Tuesday, January 18, 2011

"I could be wrong, but I may be right......"

Hello Friends,

Have you seen the front license plates with a Cardinal on one half and a Wildcat on the other? Superimposed over the two school mascots are the words “A House Divided”. That is part of a Gospel quote that completed says, “A house divided against itself will soon fail!” I hope that college sports are never so important in a family that marriages break up on that account.

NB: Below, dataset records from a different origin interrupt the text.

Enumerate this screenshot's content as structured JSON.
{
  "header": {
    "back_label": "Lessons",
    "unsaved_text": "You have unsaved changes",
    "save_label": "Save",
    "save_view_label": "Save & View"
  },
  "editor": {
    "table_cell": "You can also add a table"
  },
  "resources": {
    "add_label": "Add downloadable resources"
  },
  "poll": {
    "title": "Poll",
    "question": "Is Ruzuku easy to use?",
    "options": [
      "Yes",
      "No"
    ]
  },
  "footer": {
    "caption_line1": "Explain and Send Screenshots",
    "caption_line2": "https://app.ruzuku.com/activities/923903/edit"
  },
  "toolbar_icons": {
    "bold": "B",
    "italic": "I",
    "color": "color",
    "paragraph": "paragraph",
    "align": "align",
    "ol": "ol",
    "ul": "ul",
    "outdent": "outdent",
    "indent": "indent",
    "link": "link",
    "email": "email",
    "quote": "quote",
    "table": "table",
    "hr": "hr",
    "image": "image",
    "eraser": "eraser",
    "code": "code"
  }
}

In the second reading today St. Paul wrote to the new Christians in Corinth who were divided. The rich ones thought that they didn’t have to share with the poor ones in the community. They also believed that they were “more special” than the other new Christians and wanted the best seats at the celebrations for the Lord’s Supper and first pickings of meals that followed. Those who were sailors and prostitutes thought that they could continue their promiscuous lifestyles, which divided them against those who were trying to remain chaste in their commitments. There must have been divisions over where people were getting their religious education, and which of those teachers were the correct ones to follow. Religious snobbery began early on in our Church’s history evidently. So St. Paul wrote to try to stem them divisions and focus his plebes in Corinth on the redeeming sacrifice and the person of Christ.

We are not much different than the folks in Corinth. We too seem to like to think that our brand of Catholicism is the better one to follow. We want to judge as wrong others who either have different ideas about how to live their Catholicism or those who are of a different Christian religion. We want to be right. We want to consider ourselves best. We want to know that we are number one in God’s eyes.

St. Paul’s admonitions to the Corinthians apply to us very well today. We were not baptized into Dorothy Day or Thomas Merton. Nor was Mother Angelica or Padre Pio crucified for us. We are Christ’s! He suffered for each and all of us. We were all baptized into Him. We receive Him at the altar. Let Him be the center of our life. Let’s devote ourselves to serving, following, and loving Him.

If we can make Christ our focus then we will hopefully be more tolerant of other’s differences from us, and we may even begin some humane dialogue with one another.